Dance in the Vampire Bund/Headscratchers

Everything About Fiction You Never Wanted to Know.


  • How the heck did the pure-blood vampires race sustain until now? A female pure-blood can only gives birth once. Assuming 50% male/female proportion, their population will be halved every generation. How does that even work? If they can just mate with infected human and still be called "pure-blood" they wouldn't need to use Mina. This make all that squicky Mina's marriage/rape thing pointless. If she finally gives birth to a boy, there will be no more pure-blood vampire after that. If it's a girl, the 50% extinction rate is just passed on to another generation. They are doomed anyway eventually.
    • Yeah, it doesn't really make sense. If I had to guess, I would say that either there is or was some way of creating purebloods besides breeding (which might be how the vampire race got started to begin with), or the one child limit was some kind of recent mutation, and past generations didn't have that problem. It's also possible that it only applies to the Royal Family, and the nobility could have as many children as they wanted. So the Royal Family only having one child didn't become a problem until those three killed all the other purebloods.
    • Didn't they say, there use to be 100 clans or something until a civil war?
      • Less a civil war than a deliberate campaign of extermination, but yes.

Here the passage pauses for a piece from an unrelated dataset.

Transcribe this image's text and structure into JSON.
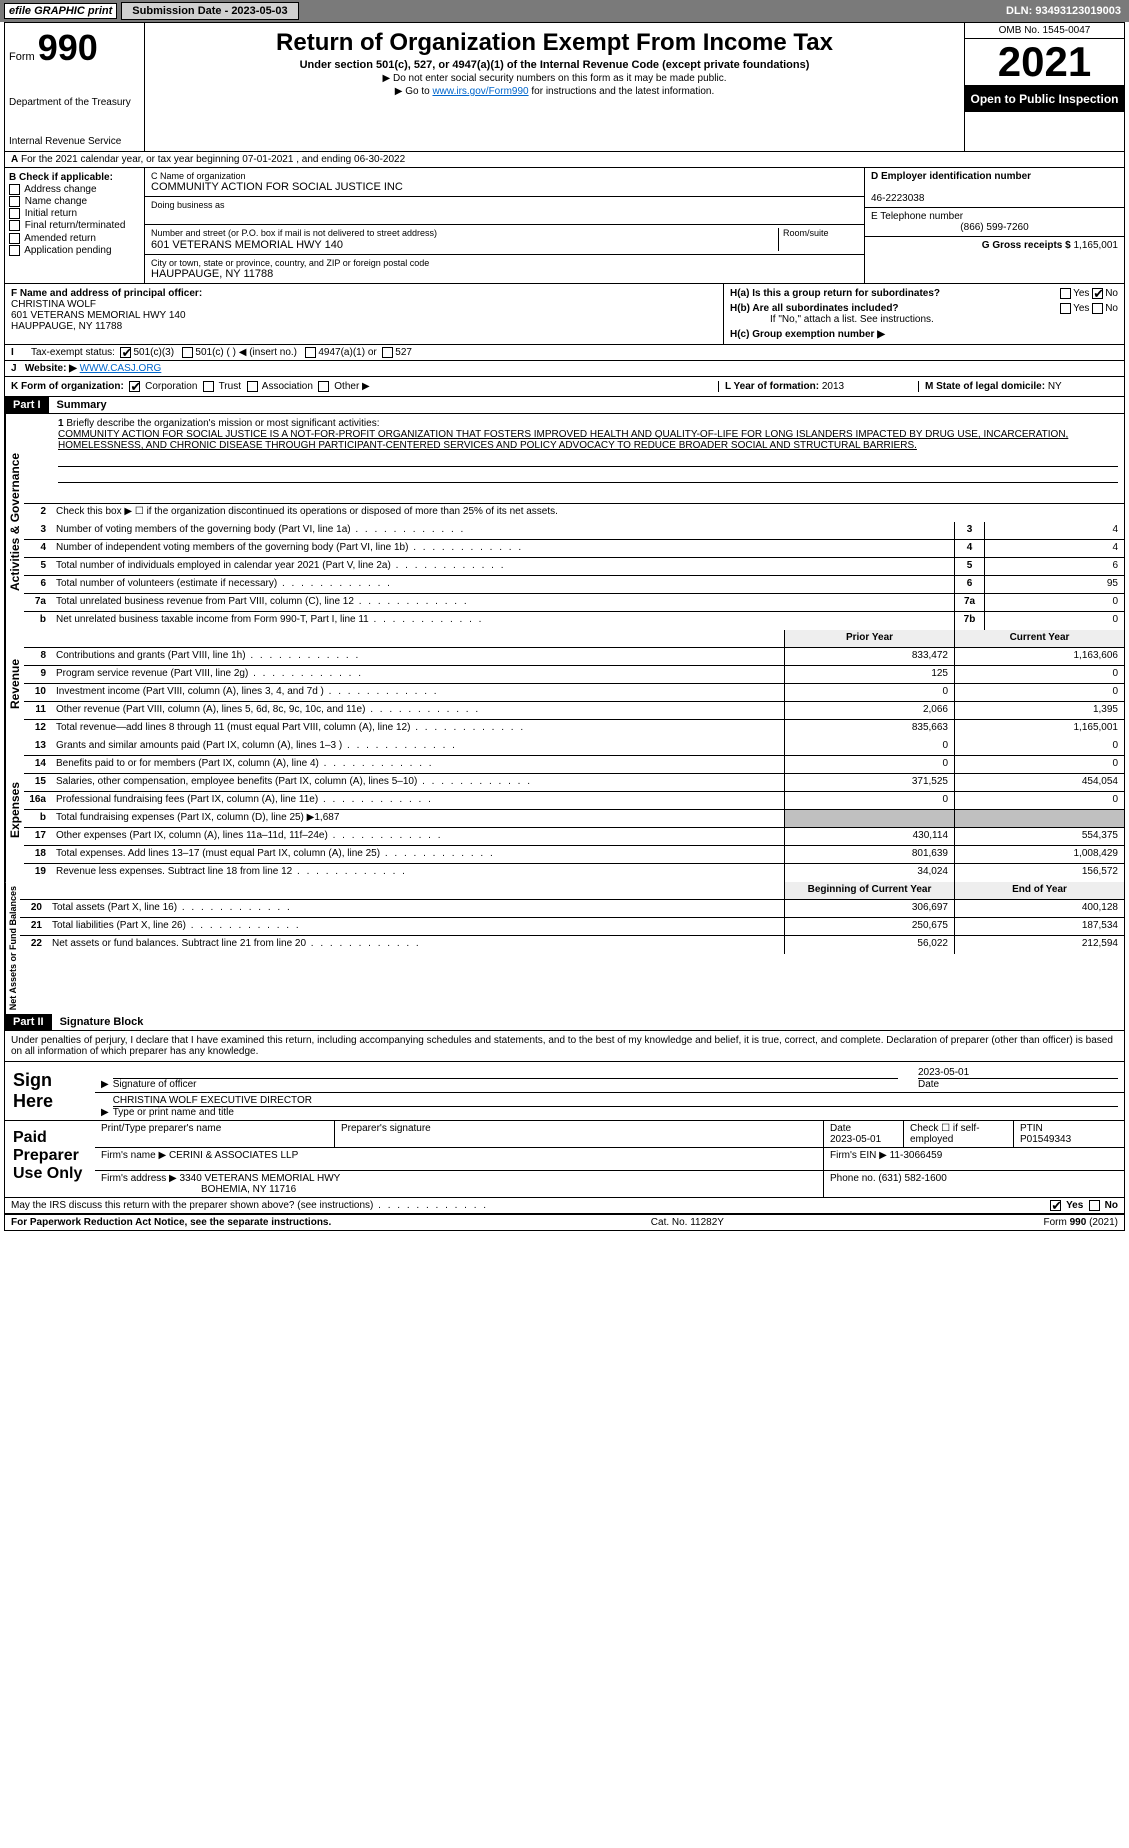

    • Welll. First if we see it in a politic way, the marriage is more a way of have the entire vampire race in your control more than the inheritance or the pure-blood thing, which, by the way, if the tepes are at the top of the vampire's aristocracy, that implies that the mix with anyone of the 100 clans means it isn't pure blood anymore. second, even if they said that the females can only have one child, the males could breed with another woman. third, even if those three guys are the leaders of the three clans, their presentation was too vague to say they are, besides mina, the last pure blood vampires, it could perfectly mean that she had the obligation to marry one of them because they are the last male pure blood vampires. and forth, they are vampires, the time between birth and birth could by of centuries.
  • I've only read part of volume 2 in the library, so I may have missed something, but if the school's rule is "All operations, except for finances and education, will be managed by the will of the students themselves," and this would normally allow the student council to keep Mina out, why does it matter that Mina's the one that made that rule? How's that give her the power to override the student council when the rule itself implies that she doesn't -- that being the founder doesn't give her any authority outside of finances and education? I didn't see a mention of any rule saying the founder could make exceptions to the other rules. Lo bashamayim hi.
    • You're confusing it with real laws like national or state law, written to enforce everyone. This is just school rules created on the whim of its founder. It's more like a dictatorship's law since Mina alone own the place. She basically told them that the student body have that much power just because she said so and if they keep bugging her she can take it away as easily.
      • Yeah, it's because she said so, but why would that mean she could un-say so? It's not a matter of finances or education, so why does her position matter when the rule implies that it doesn't? Why would the rule -- whoever created it, whatever power its creator has, whatever it was created for -- not apply to her? Through its creation, she implicitly surrendered the authority to change it.
      • Okay, A: Her position matters because "the rule" has no authority behind it. It can't actually be enforced, because there is no law or system to enforce it, so it doesn't matter. Mina is the legal owner of the school, and if she decides that "the rule" doesn't apply to her, then there isn't a lot the students can do about it.
      • And B: The student council tries to keep Mina out anyway, but fail horribly when they get attacked by vampires. In the end, the point is moot, because even if challenging Mina would have been successful, any protests the students have towards the situation ends when the attack changes their minds.